Before streaming services came along, the cost of CDs and DVDs added up.Getty Images/iStockphoto

Students, who usually don't have much cash to spare for entertainment, have more options today.

There are three constants for most people in university: work, a need to distract yourself from that work, and very light bank accounts. Spending thousands of dollars on your education doesn't leave much money for anything else, which can make even the smallest bits of distracting fun feel horrendously expensive.

In decades past, anyone who wanted to listen to an album or watch a movie had to pay. CDs rarely cost less than $15, movie ticket prices always crept up, and owning a DVD or VHS usually cost you even more, let alone the equipment to play it on. Each piece of entertainment required spending an awful lot. Where's the fun in that?

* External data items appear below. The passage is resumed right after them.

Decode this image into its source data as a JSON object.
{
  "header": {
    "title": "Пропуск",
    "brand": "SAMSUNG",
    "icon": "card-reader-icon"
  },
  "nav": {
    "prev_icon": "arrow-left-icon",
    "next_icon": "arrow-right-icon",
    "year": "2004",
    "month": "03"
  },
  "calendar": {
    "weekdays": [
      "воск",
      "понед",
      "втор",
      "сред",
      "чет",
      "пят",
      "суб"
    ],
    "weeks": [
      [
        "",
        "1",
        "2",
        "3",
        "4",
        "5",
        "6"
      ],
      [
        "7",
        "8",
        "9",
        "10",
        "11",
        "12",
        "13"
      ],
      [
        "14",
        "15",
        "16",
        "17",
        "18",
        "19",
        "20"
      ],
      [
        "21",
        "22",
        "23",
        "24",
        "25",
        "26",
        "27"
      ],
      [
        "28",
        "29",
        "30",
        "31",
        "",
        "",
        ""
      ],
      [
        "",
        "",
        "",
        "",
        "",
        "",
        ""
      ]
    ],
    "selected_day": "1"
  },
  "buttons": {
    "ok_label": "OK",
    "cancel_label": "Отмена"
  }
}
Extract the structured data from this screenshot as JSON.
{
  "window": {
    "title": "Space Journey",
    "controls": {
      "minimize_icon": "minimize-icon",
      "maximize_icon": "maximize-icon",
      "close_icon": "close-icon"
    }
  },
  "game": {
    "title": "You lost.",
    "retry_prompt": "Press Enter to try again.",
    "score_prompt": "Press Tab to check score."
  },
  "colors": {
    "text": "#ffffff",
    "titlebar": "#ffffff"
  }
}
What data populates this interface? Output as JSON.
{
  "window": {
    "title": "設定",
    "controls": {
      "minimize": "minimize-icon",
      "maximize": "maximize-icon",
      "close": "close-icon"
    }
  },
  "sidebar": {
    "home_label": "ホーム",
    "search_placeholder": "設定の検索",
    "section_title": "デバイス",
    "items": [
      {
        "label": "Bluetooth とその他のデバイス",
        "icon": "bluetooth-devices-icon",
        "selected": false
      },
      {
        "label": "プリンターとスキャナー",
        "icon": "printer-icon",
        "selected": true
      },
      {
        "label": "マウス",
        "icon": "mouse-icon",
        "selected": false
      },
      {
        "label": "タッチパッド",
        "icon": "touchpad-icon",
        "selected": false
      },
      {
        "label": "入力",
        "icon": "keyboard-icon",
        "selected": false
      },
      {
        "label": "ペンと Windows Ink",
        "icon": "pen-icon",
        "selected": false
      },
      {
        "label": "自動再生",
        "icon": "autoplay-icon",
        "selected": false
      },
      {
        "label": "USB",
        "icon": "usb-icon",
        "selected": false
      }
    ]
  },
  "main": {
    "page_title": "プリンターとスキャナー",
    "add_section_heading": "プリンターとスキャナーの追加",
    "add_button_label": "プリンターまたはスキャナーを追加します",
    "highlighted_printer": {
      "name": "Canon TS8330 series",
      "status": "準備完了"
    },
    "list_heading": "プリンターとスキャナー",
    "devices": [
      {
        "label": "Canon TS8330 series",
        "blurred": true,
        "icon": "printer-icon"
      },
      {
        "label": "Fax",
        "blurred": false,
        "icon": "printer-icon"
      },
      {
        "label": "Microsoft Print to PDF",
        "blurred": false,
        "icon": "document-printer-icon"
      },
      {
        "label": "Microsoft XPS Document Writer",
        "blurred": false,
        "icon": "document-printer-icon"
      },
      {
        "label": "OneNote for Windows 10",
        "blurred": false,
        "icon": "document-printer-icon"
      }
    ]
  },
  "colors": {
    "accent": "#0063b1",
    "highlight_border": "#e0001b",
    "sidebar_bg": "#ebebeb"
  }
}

But in the late nineties, something happened at many universities. They offered in-house high-speed Internet, often faster than the rest of the country – and with that, deeply connected networks. In residences and dorms, all you needed to connect with other computers was a friend who had taken a computer science course or two.

And at the same time, piracy was rampant. Compression technology removed nearly all of the effort to copying music and movies – all you needed was a connection with someone else, and trading was a click away. Even those outside dorms could burn whatever they wanted onto a CD. Record and film executives used to worry about people copying music and movies onto tapes; this was much worse.

For cash-strapped university students, this was a life-changer. University networks became unintentional pirating hubs simply because they were home to thousands of teenagers and twentysomethings with minimal-to-zero spending money. Free entertainment abounded. You could watch Trainspotting in a matter of seconds because a guy two buildings over left it on his shared drive. You could hear whatever song the campus bar kept playing by dragging it to your desktop from a computer across the hall. The crudeness-loving target audience for Trailer Park Boys could take advantage of the show's early seasons without ever paying a cable bill.

All of this, of course, was frighteningly and obviously illegal. The companies that make movies and music have spent the past couple of decades scrambling to stop illicit file sharing and convincing people that their products are worth paying for. For a while, it seemed impossible to stop. But now there are alternatives. Netflix has ushered in the era of streaming video, giving cash-strapped students everywhere the chance to hang with Ricky, Julian, Bubbles and the gang – and hundreds of other shows and movies – as much as they want for about $10 a month.

Streaming music, too, has changed how we consume media. At the height of the CD era, albums often cost more than $20 each; today, services such as Spotify, Tidal and Apple Music cost only $10 a month, sometimes less if you can leech onto a family plan. And unlike Netflix, which limits the number of titles available to what it has licensed, most music-streaming services have 30 million or more songs – just about everything you would want from the history of recorded music.

In other words, for about $20 plus tax a month – the cost of a CD 15 years ago – university students can legally receive access to more songs, movies and TV shows on demand than any other time in the history of the postsecondary education system. For once, the money works in your favour.